# linear regression

### types of modeling
- regression
- classification
- others: rank, ordinal / level

### record trials
- name
- data used
- coefficient estimates (MLE, MAP, median posterior)
- objective function, and value
- time to execute
- framework name

### data
- fake data (given (N, p))
- titanic?

### point estimation

#### optimize an objective function
- analytically
  - OLS for linear regression
- gradient descent
  - first order gradient
  - second order gradient (with exact hessian)
  - second order gradient (with approx hessian)
  - proximal coordinate descent (ascent?)

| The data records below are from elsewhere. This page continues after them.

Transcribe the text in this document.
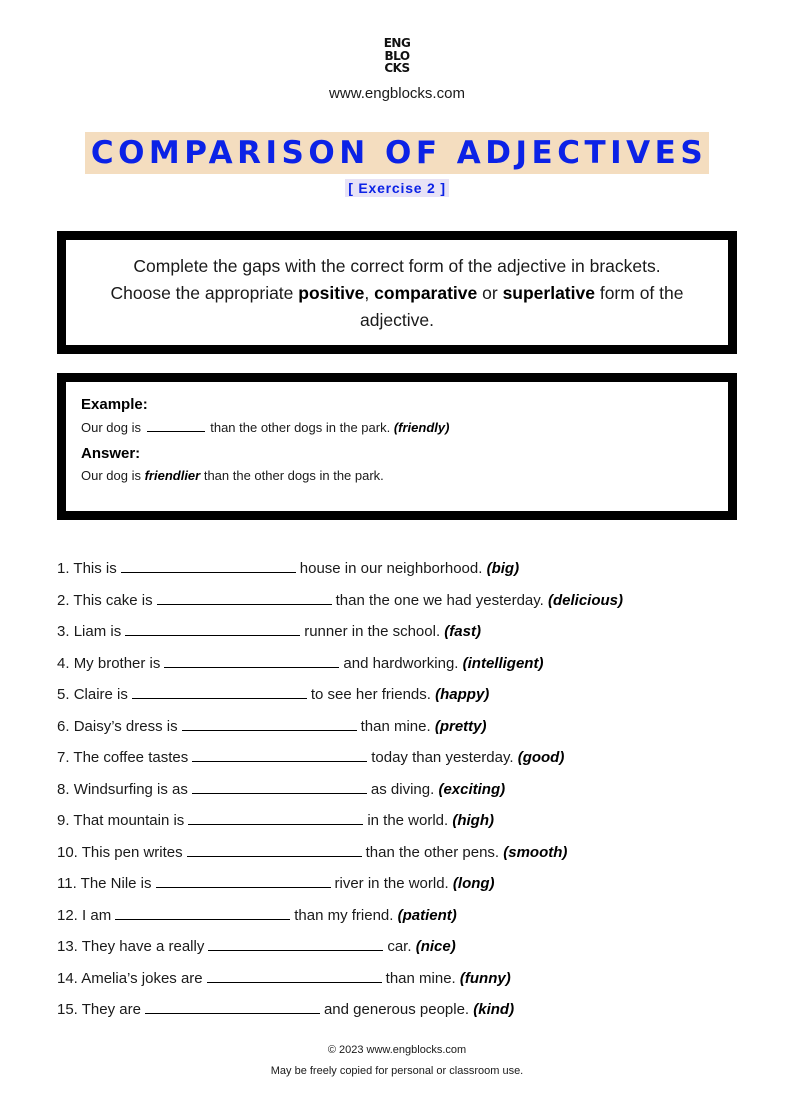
ENG
BLO
CKS
www.engblocks.com
COMPARISON OF ADJECTIVES
[ Exercise 2 ]
Complete the gaps with the correct form of the adjective in brackets.
Choose the appropriate positive, comparative or superlative form of the adjective.
Example:
Our dog is	than the other dogs in the park. (friendly)
Answer:
Our dog is friendlier than the other dogs in the park.
1. This is	house in our neighborhood. (big)
2. This cake is	than the one we had yesterday. (delicious)
3. Liam is	runner in the school. (fast)
4. My brother is	and hardworking. (intelligent)
5. Claire is	to see her friends. (happy)
6. Daisy’s dress is	than mine. (pretty)
7. The coffee tastes	today than yesterday. (good)
8. Windsurfing is as	as diving. (exciting)
9. That mountain is	in the world. (high)
10. This pen writes	than the other pens. (smooth)
11. The Nile is	river in the world. (long)
12. I am	than my friend. (patient)
13. They have a really	car. (nice)
14. Amelia’s jokes are	than mine. (funny)
15. They are	and generous people. (kind)
© 2023 www.engblocks.com
May be freely copied for personal or classroom use.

#### approximate likelihood or posterior
- monte carlo
  - basic
  - importance sampling
  - rejection sampling
  - (adaptive something?)
- markov chain monte carlo
  - metropolis-hastings
  - gibbs
  - hamiltonian
    - no u-turn

#### variational
- ???

### objective functions
- (regression) squared error
- (regression) negative log likelihood
- (regression) absolute error
- (classification) cross entropy
- (ranking / ordinal) ???

### models
- linear regression
- linear regression with L2 penalty (ridge)
- linear regression with L1 penalty (lasso)
- linear regression with L1 and L2 penalty (elastic net)
- logistic regression
- generalized linear model

### frameworks
- sklearn
- statsmodels
- pure python
- numpy + scipy
- jax
- numba?
- tensorflow
- pytorch
- pystan
- pymc3
- (R) rstanarm

### platforms
- cpu
- gpu

### math
- hessian is not always positive definite... when is it not for negative log likelihood?

### visualization
- for optimization:
  - the objective function surface in coefficient space
  - point evaluations by iteration
- for monte carlo:
  - the posterior as it samples
  - mode, median, mean points of posterior

In [1]:
import numpy as np
import pandas as pd

In [2]:
np.asarray(range(100)).reshape((20, 5)) @ np.array([1, 2, 3, 4, 5])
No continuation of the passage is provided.